Zishun Ning, co-chairperson of the Chinatown Working Group slammed what he called the mayor’s “racist displacement agenda.”

“The C.P.C. commissioners should look at their own record and see what they have done to communities of color, like Chinatown and the Lower East Side,” he said, “which is nothing but carrying out Mayor de Blasio’s racist displacement agenda, like the illegal passage of the four megatowers in Two Bridges and the refusal to pass the community-led Chinatown Working Group Rezoning Plan.

“Now they even have the audacity to displace Chinatown, the Lower East Side, Soho and Noho, in the name of ‘racial justice’ and ‘diversity,'” Ning said. “If C.P.C. has any shame, it should immediately stop its racism and displacement by voting no on the Soho/Noho/Chinatown rezoning and protect Lower Manhattan from further destruction that only profits bad landlords and big developers.”

Pete Davies, a leading member of Broadway Residents Coalition, said the rezoning would “incentivize speculative development.”

“Broadway Residents Coalition is alarmed by the mayor’s reckless rezoning proposal for Chinatown, Soho and Noho, a plan that does not guarantee a single unit of much-needed affordable housing,” he said. “Instead, D.C.P.’s rushed scheme incentivizes speculative development and threatens the displacement of existing rent-regulated and loft tenants throughout the rezoning area.

“Many of those made vulnerable by the city’s careless actions are senior citizens, aging in place, the very people who helped build up these neighborhoods,” Davies added. “At every turn the mayor’s proposal favors commercial interests over those who live in Soho, Noho and Chinatown. The plan should be rejected.”

2 Comments

  1. joyce schwartz joyce schwartz September 3, 2021

    I agree…We have to remember Jane Jacobs in times like these. Developers have only one mission.
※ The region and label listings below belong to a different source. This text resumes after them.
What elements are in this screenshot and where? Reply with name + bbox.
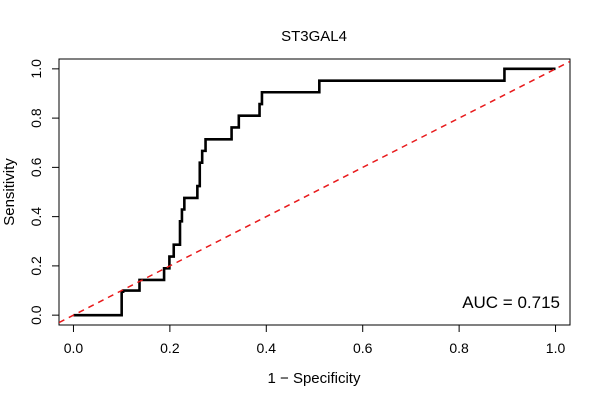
auc-annotation: AUC = 0.715 bbox=[462, 293, 560, 312]
roc-curve-line bbox=[73, 67, 556, 317]
x-axis-label: 1 − Specificity bbox=[268, 370, 361, 387]
x-tick-label: 0.6 bbox=[353, 340, 373, 356]
y-axis-label: Sensitivity bbox=[1, 158, 18, 226]
y-tick-label: 0.8 bbox=[28, 108, 44, 128]
x-axis: 0.0 0.2 0.4 0.6 0.8 1.0 bbox=[64, 324, 566, 356]
y-tick-label: 0.0 bbox=[28, 305, 44, 325]
x-tick-label: 1.0 bbox=[546, 340, 566, 356]
y-tick-label: 1.0 bbox=[28, 59, 44, 79]
x-tick-label: 0.4 bbox=[257, 340, 277, 356]
x-tick-label: 0.2 bbox=[160, 340, 180, 356]
x-tick-label: 0.0 bbox=[64, 340, 84, 356]
chart-title: ST3GAL4 bbox=[281, 28, 347, 45]
x-tick-label: 0.8 bbox=[449, 340, 469, 356]
y-tick-label: 0.2 bbox=[28, 256, 44, 276]
reference-diagonal-line bbox=[59, 60, 570, 324]
y-axis: 0.0 0.2 0.4 0.6 0.8 1.0 bbox=[28, 59, 60, 325]
y-tick-label: 0.4 bbox=[28, 207, 44, 227]
y-tick-label: 0.6 bbox=[28, 157, 44, 177]
series-group bbox=[59, 60, 570, 324]
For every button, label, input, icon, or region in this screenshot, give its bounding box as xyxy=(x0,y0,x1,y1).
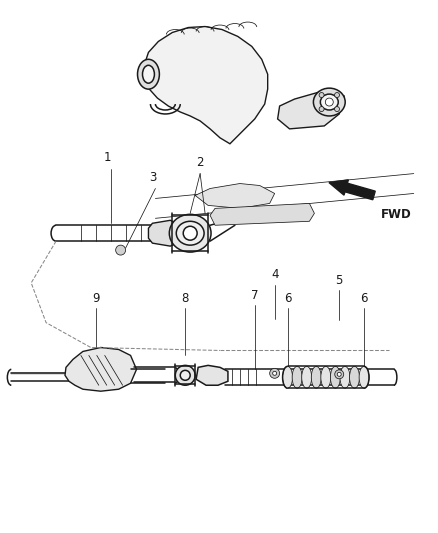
Text: 9: 9 xyxy=(92,292,99,305)
Text: 3: 3 xyxy=(149,171,156,183)
Ellipse shape xyxy=(340,366,350,388)
Ellipse shape xyxy=(138,59,159,89)
Ellipse shape xyxy=(359,366,369,388)
Ellipse shape xyxy=(175,365,195,385)
Ellipse shape xyxy=(321,366,331,388)
Ellipse shape xyxy=(350,366,360,388)
Ellipse shape xyxy=(176,221,204,245)
Text: 6: 6 xyxy=(284,292,291,305)
Polygon shape xyxy=(196,365,228,385)
Text: FWD: FWD xyxy=(381,208,412,221)
Polygon shape xyxy=(278,89,344,129)
Polygon shape xyxy=(65,348,137,391)
Ellipse shape xyxy=(319,93,324,98)
Ellipse shape xyxy=(311,366,321,388)
Ellipse shape xyxy=(180,370,190,380)
Ellipse shape xyxy=(337,373,341,376)
Ellipse shape xyxy=(335,107,339,111)
Ellipse shape xyxy=(283,366,293,388)
Ellipse shape xyxy=(335,370,344,379)
Ellipse shape xyxy=(302,366,312,388)
Text: 4: 4 xyxy=(271,268,279,281)
Text: 7: 7 xyxy=(251,289,258,302)
Ellipse shape xyxy=(319,107,324,111)
Ellipse shape xyxy=(273,372,277,375)
Polygon shape xyxy=(210,204,314,225)
Polygon shape xyxy=(145,27,268,144)
Text: 6: 6 xyxy=(360,292,368,305)
Ellipse shape xyxy=(335,93,339,98)
Ellipse shape xyxy=(320,94,338,110)
Ellipse shape xyxy=(142,65,155,83)
Polygon shape xyxy=(148,220,176,246)
Text: 1: 1 xyxy=(104,151,111,164)
Ellipse shape xyxy=(116,245,126,255)
FancyArrow shape xyxy=(329,180,375,200)
Ellipse shape xyxy=(325,98,333,106)
Ellipse shape xyxy=(314,88,345,116)
Ellipse shape xyxy=(170,214,211,252)
Text: 5: 5 xyxy=(336,274,343,287)
Ellipse shape xyxy=(330,366,340,388)
Text: 2: 2 xyxy=(196,156,204,168)
Text: 8: 8 xyxy=(181,292,189,305)
Polygon shape xyxy=(195,183,275,208)
Ellipse shape xyxy=(270,368,279,378)
Ellipse shape xyxy=(292,366,302,388)
Ellipse shape xyxy=(183,226,197,240)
Profit..it is not a viable multiuse urban city.

  2. RitaSue Siegel RitaSue Siegel September 3, 2021

    Coupled with the defeat of de Blasio’s proposal to do away with thriving, diverse neighborhoods of our city must be proposals for funding infrastructure and rehabilitation for them, as well as serious planning for their future. Keep the real estate interests out of it. He has already given them Governors Island for which he deserves jail time.